Passagem das Horas, de Fernando Pessoa, por Marco Nanini


Sentir tudo de todas as maneiras,
Viver tudo de todos os lados,
Ser a mesma coisa de todos os modos possíveis ao mesmo tempo.
Realizar em si toda a humanidade de todos os momentos
Num só momento, difuso, profuso, completo e longínquo.

Beijo na boca todas as prostitutas,
Beijo sobre os olhos todos os souteneurs.
A minha passividade jaz aos pés de todos os assassinos
E a minha capa à espanhola esconde a retirada a todos os ladrões.
Tudo é a razão de ser da minha vida.

Cometi todos os crimes,
Vivi dentro de todos os crimes.
Eu próprio fui, não um nem o outro no vicio,
Mas o próprio vício-pessoa praticado entre eles
E dessas são as horas mais arco-de-triunfo da minha vida...

Multipliquei-me, para me sentir,
Para me sentir, precisei sentir tudo.
Transbordei, não fiz senão extravasar-me.
Despi-me, entreguei-me
E há em cada canto da minha alma um altar a um deus diferente.

Os braços de todos os atletas apertaram-me subitamente feminino,
E eu só de pensar nisso desmaiei entre músculos supostos.

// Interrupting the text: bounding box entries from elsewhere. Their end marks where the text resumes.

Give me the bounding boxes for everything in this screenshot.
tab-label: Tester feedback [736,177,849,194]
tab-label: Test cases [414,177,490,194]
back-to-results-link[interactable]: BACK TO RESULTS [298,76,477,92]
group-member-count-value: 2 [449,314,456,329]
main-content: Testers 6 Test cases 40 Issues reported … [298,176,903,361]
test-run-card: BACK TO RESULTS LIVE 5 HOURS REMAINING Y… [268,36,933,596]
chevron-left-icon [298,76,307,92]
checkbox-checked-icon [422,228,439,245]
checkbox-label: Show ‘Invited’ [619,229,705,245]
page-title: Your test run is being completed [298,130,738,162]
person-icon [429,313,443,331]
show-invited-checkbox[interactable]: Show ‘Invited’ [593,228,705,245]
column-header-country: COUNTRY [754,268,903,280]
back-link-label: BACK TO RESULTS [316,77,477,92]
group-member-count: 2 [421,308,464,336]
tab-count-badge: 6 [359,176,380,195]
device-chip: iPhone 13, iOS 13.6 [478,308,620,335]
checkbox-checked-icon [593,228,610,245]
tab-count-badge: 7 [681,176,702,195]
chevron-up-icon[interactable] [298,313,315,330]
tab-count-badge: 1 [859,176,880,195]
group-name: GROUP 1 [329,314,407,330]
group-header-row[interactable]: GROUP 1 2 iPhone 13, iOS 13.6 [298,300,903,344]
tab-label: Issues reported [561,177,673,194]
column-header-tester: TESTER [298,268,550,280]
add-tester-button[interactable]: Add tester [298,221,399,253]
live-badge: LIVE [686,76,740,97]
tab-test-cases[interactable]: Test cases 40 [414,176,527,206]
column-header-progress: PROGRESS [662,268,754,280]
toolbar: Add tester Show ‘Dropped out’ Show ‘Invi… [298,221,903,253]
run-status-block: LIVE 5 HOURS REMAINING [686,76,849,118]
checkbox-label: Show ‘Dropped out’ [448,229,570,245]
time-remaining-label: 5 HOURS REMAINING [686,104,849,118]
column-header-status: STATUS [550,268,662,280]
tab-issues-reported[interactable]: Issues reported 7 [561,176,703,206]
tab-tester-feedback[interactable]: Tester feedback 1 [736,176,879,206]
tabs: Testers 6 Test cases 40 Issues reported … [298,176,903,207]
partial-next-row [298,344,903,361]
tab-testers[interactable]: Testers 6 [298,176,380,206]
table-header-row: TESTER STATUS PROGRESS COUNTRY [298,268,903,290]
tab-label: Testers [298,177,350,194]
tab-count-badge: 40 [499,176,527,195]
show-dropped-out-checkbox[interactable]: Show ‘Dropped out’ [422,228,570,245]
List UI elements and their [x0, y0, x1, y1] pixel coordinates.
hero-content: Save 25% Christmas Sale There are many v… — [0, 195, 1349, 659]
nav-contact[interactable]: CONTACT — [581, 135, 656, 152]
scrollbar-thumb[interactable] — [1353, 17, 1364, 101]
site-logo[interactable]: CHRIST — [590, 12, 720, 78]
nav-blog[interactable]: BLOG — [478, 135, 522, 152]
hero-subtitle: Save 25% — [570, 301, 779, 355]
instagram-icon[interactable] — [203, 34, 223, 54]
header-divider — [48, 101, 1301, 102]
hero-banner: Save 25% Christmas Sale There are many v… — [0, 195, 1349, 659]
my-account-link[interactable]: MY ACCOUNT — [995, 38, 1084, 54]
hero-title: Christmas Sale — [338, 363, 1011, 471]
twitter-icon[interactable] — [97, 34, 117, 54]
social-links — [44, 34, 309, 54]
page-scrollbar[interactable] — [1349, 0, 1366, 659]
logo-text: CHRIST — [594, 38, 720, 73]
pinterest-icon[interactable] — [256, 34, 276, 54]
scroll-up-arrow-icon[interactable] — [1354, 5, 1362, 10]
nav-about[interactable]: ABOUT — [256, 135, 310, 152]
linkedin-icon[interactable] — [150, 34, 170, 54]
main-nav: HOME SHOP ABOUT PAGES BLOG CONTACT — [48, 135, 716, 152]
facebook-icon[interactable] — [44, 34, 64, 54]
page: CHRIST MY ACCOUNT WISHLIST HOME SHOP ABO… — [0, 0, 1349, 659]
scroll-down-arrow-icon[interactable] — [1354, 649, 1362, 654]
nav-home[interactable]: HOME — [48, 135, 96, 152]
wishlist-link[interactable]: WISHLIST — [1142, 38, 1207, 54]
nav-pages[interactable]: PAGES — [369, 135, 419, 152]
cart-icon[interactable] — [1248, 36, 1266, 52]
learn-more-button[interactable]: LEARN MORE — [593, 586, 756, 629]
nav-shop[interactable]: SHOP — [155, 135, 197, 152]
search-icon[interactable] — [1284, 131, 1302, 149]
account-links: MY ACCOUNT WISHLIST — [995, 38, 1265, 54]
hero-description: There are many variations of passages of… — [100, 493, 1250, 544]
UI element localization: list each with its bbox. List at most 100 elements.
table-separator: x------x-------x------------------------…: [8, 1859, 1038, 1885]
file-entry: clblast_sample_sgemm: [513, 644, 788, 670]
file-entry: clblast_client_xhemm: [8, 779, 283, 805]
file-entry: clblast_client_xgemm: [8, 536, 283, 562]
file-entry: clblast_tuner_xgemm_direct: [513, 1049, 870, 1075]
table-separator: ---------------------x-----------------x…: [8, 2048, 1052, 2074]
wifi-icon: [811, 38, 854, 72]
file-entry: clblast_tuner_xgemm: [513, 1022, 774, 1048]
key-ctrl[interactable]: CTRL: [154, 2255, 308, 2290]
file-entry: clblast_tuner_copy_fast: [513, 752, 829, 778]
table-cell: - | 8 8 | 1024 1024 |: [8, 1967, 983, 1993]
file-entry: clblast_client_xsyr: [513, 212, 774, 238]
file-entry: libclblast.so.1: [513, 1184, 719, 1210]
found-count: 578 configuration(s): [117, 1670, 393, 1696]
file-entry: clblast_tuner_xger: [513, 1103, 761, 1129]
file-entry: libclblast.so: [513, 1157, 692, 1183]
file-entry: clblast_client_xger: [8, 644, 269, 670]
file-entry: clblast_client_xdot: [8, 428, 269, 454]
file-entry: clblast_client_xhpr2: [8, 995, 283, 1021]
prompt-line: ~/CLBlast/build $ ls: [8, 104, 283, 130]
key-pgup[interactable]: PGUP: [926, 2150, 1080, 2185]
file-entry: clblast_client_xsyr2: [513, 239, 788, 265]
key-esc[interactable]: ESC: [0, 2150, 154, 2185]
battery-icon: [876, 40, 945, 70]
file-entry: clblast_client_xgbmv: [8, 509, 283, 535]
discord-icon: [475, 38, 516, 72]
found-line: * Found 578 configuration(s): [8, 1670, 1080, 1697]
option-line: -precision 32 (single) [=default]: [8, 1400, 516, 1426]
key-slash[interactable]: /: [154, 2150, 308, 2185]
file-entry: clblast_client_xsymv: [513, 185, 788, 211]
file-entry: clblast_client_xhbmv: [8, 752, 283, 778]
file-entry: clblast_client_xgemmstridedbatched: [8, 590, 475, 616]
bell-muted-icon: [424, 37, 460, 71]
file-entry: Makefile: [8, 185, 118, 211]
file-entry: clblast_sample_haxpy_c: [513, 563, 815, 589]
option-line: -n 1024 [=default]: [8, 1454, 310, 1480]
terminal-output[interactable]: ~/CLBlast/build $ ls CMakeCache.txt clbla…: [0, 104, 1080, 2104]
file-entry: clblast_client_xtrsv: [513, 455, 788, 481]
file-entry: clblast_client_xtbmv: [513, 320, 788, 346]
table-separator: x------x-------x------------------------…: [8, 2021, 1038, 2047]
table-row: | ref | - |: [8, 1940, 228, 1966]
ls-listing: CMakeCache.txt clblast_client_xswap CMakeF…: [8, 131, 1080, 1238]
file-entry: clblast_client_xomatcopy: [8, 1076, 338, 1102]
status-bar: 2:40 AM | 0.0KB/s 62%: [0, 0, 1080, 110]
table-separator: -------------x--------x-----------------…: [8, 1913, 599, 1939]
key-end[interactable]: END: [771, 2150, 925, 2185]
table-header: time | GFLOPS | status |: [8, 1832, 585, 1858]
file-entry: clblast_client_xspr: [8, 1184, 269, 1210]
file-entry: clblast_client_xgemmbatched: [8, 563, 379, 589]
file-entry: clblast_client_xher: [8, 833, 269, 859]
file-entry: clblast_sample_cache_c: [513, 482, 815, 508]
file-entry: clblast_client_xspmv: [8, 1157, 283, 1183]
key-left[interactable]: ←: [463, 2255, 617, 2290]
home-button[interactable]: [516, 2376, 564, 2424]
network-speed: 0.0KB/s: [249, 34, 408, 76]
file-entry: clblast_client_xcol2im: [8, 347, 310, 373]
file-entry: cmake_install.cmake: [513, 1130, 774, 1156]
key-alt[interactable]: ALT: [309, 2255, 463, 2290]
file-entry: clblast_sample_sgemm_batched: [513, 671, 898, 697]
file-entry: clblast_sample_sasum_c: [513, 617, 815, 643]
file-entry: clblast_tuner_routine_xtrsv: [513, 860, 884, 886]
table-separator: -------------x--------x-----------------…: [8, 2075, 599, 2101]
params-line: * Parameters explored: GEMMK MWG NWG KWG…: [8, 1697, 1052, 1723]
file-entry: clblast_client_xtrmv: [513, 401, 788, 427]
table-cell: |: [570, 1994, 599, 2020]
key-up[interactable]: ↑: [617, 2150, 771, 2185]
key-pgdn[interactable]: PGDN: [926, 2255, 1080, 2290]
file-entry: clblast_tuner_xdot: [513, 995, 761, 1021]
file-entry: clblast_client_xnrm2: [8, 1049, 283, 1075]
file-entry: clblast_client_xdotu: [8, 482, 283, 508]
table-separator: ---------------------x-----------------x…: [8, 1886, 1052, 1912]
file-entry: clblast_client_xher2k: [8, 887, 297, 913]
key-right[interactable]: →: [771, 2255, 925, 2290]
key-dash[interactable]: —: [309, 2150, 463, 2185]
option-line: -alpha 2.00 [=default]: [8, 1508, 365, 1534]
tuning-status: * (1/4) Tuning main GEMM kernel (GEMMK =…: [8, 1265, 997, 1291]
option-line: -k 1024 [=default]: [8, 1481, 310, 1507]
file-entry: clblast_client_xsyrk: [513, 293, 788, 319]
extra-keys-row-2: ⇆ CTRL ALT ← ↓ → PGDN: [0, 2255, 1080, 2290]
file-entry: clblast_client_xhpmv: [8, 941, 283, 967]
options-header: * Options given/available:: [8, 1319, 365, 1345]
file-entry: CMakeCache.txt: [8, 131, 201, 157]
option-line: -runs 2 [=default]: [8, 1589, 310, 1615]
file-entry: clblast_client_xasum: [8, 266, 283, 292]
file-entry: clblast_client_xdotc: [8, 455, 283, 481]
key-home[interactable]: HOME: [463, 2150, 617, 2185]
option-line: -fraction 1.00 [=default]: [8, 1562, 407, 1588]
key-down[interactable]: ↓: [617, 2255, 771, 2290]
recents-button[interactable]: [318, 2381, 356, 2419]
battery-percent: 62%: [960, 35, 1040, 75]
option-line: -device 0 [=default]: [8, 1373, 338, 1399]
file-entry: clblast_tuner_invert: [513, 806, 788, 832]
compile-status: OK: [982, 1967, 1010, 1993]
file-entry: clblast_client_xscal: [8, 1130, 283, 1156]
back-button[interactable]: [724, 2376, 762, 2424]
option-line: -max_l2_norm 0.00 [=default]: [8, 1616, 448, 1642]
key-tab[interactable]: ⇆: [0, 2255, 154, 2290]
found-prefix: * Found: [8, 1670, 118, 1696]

Foram dados na minha boca os beijos de todos os encontros,
Acenaram no meu coração os lenços de todas as despedidas.
Todos os chamamentos obscenos de gesto e olhares
Batem-me em cheio em todo o corpo com sede nos centros sexuais.
Fui todos os ascetas, todos postos-de-parte, todos os como que esquecidos.
E todos os pederastas - absolutamente todos (não faltou nenhum).
Rendez-vous a vermelho e negro no fundo-inferno da minha alma!

Freddie, eu chamava-te Baby, porque tu eras louro, branco e eu amava-te.
Quantas imperatrizes por reinar e princesas destronadas tu foste para mim!

Mary, com quem eu lia Burns em dias tristes como sentir-se viver.
Ah Mary, mal tu sabes quantos casais honestos, quantas famílias felizes,
Viveram em ti os meus olhos e o meu braço cingido e a minha consciência incerta.
A sua vida pacata, as suas casas suburbanas com jardim,
Os seus half-holidays inesperados...
Mary, eu sou infeliz...
Freddie, eu sou infeliz...

Oh, vós todos, todos vós, casuais, demorados,
Quantas vezes tereis pensado em pensar em mim, sem que o fizesses.
Ah, quão pouco eu fui no que sois, quão pouco, quão pouco.

(Trecho da Passagem das Horas, de Fernando Pessoa “Álvaro de Campos”).